Research

Working Papers

Factors Affecting the Duration of Agricultural Marketing Orders

with Jill J. McCluskey and Michael P. Brady


Abstract

Marketing orders are government-supported cartels that were designed to help small farmers during the Great Depression. Over the last forty years, however, many of these orders have chosen to terminate. Considering the potential for superior returns, this result is surprising, and little research has been done to understand the reasons behind termination. In this research, we endeavor to fill this gap by analyzing a novel data set on the timing of initiation and termination of marketing orders active between 1974 and 2019. We estimate duration models to examine the impact of specific factors on marketing orders’ probability of survival.

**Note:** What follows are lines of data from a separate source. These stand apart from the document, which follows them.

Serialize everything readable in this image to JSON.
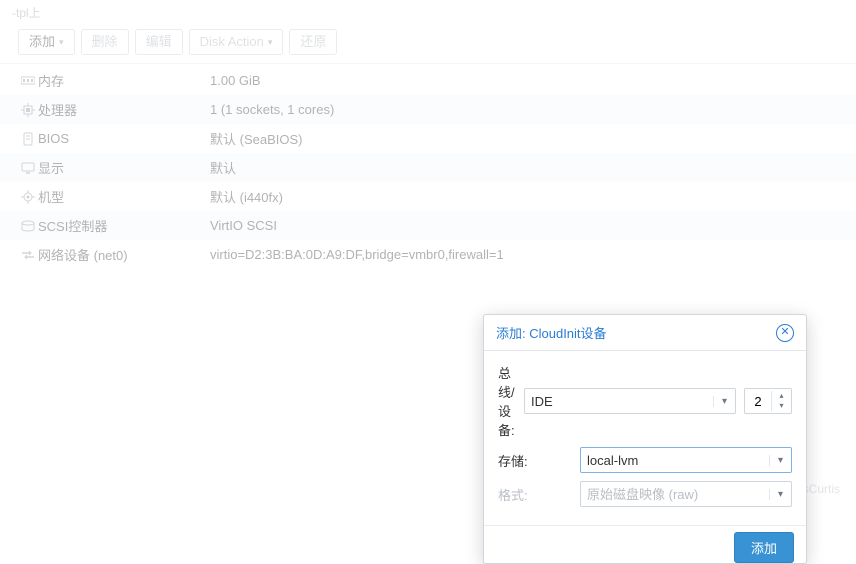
{
  "header_scrap": "-tpl上",
  "toolbar": {
    "add": "添加",
    "remove": "删除",
    "edit": "编辑",
    "disk_action": "Disk Action",
    "revert": "还原"
  },
  "rows": [
    {
      "icon": "memory",
      "label": "内存",
      "value": "1.00 GiB"
    },
    {
      "icon": "cpu",
      "label": "处理器",
      "value": "1 (1 sockets, 1 cores)"
    },
    {
      "icon": "bios",
      "label": "BIOS",
      "value": "默认 (SeaBIOS)"
    },
    {
      "icon": "display",
      "label": "显示",
      "value": "默认"
    },
    {
      "icon": "machine",
      "label": "机型",
      "value": "默认 (i440fx)"
    },
    {
      "icon": "scsi",
      "label": "SCSI控制器",
      "value": "VirtIO SCSI"
    },
    {
      "icon": "net",
      "label": "网络设备 (net0)",
      "value": "virtio=D2:3B:BA:0D:A9:DF,bridge=vmbr0,firewall=1"
    }
  ],
  "dialog": {
    "title": "添加: CloudInit设备",
    "bus_label": "总线/设备:",
    "bus_value": "IDE",
    "bus_index": "2",
    "storage_label": "存储:",
    "storage_value": "local-lvm",
    "format_label": "格式:",
    "format_value": "原始磁盘映像 (raw)",
    "submit": "添加"
  },
  "watermark": "CSDN @JamesCurtis"
}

Our results show that having a corresponding marketing agreement and a higher value of production leads to a decrease in the probability of termination, while age leads to an increased probability of termination.


Why are Agricultural Marketing Orders Less Prevalent than in Previous Years

with Jill J. McCluskey and Michael P. Brady


Abstract

The number of agricultural marketing orders has declined over the last thirty years. Since marketing orders are essentially government-sanctioned cartels, these terminations are unexpected. In this paper, we use a novel dataset to empirically examine whether market or cultural factors better explain this trend. We find that farm growth and stronger economies of scale are associated with a decrease in the number of active marketing orders, while a higher level of family labor inputs were associated with an increase. Therefore, it appears that small family farms benefit from marketing orders, so continued increase in the size of the largest farms is likely to further reduce the prevalence of marketing orders.


General Equilibrium Effects of Terminating an Agricultural Marketing Order's Supply Control

with Jill J. McCluskey, Michael P. Brady, and Philip Watson


Abstract

Marketing orders have a variety of authorizations they can choose to better their profits, and one of the most controversial is supply control. In this paper, we set out to determine what would happen if that control were eliminated. Using a 13-sector computable general equilibrium (CGE) model, we estimated general equilibrium effects when the California raisin marketing order lost their supply control. This elimination increased raisin production which, as expected, led to a decrease in price. Similar effects were found in the fruit sector as well. Output values were significantly higher for raisins, fruit, forestry, and mining; however, the remaining sectors observed a reduction in their sales. While the percentage changes were small, they were quite significant leading to overall economy losses between $138 million and $6.6 billion. At the same time, all households had increased utility with small shocks, but as the amount of the supply control increased, utility became negative for larger income levels. If a marketing order chooses to terminate or eliminate their supply control, their sales will increase, but it comes at the cost of the overall economy.